I'm trying to understand a bug that I encountered in my code. When trying to allocate an array using the transpose of an array, I use an allocate statement with source=transpose(original_array) in my code. However, I don't get the expected result using this method. It seems that the indexing is off by one and the first row of the source array is skipped.
Example:
program testalloc
real*8, allocatable :: a(:, :)
real*8, allocatable :: b(:, :)
allocate(b(2, 3))
b(1, :) = [1, 2, 3]
b(2, :) = [4, 5, 6]
call printmat(b)
a = transpose(b)
call printmat(a) ! Good
deallocate(a)
allocate(a(3, 2), source=transpose(b))
call printmat(a) ! Bad
deallocate(a)
allocate(a(3, 2))
a = transpose(b)
call printmat(a) ! Good
contains
subroutine printmat(mat)
real*8, intent(in) :: mat(:, :)
integer :: i
write(*,*) 'print'
do i = 1, size(mat, 1)
write(*,*) mat(i, :)
end do
end subroutine
end program
which gives
print
5.0000000000000000 3.0000000000000000
6.0000000000000000 0.0000000000000000
3.2114266979681025E-322 5.0000000000000000
for the sourced allocation after compiling with gfortran (gcc version 7.3.0 (Ubuntu 7.3.0-27ubuntu1~18.04)) instead of the transposed original array. Am I doing something wrong here or is it a compiler bug?
The sourced allocation
allocate(a(3, 2), source=transpose(b))
is a valid one.

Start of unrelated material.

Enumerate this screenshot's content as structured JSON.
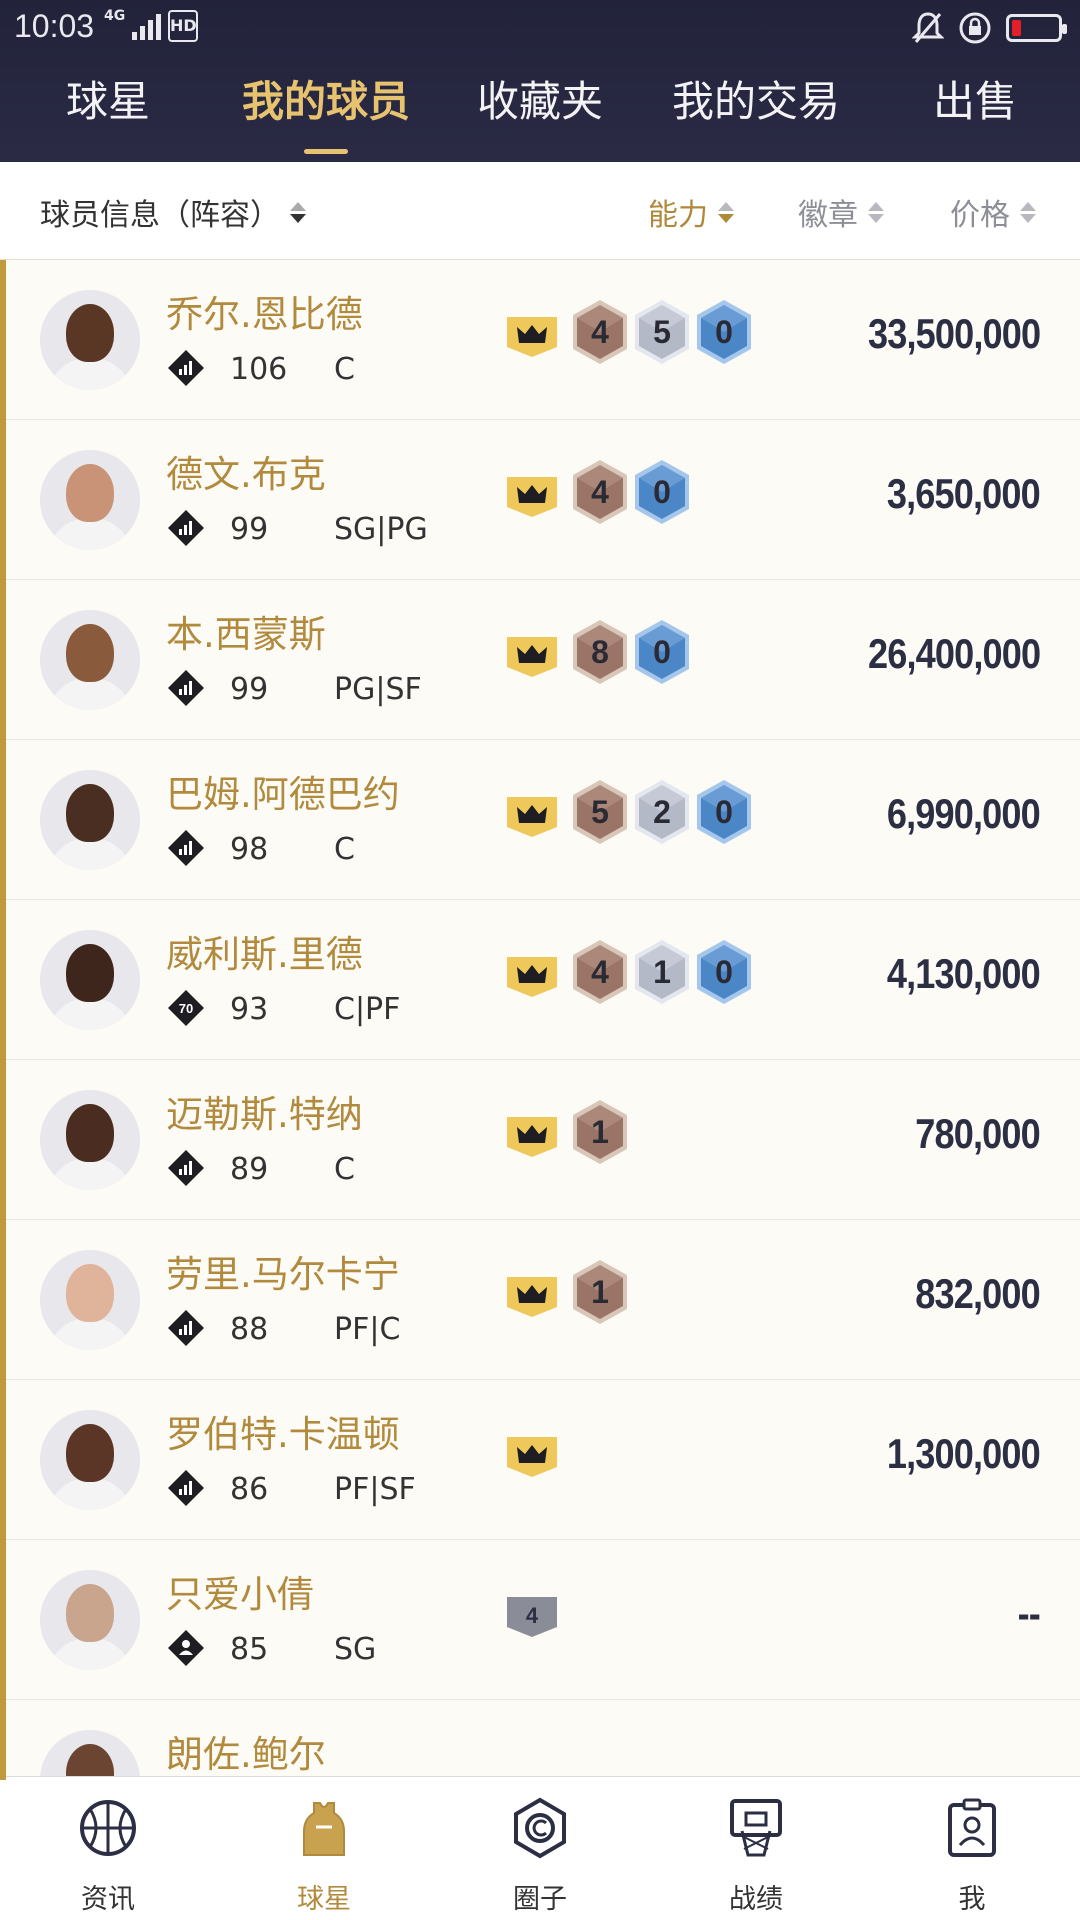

The shape specified for a is the same as that of the source expression transpose(b). As a result, a takes the value of the expression given.
It is incorrect for the compiler to give a different result. The output routine is not to blame here.
gfortran 8 appears to give the expected output.
Interestingly, with gfortran 7 the expected result appears if b is not itself allocatable.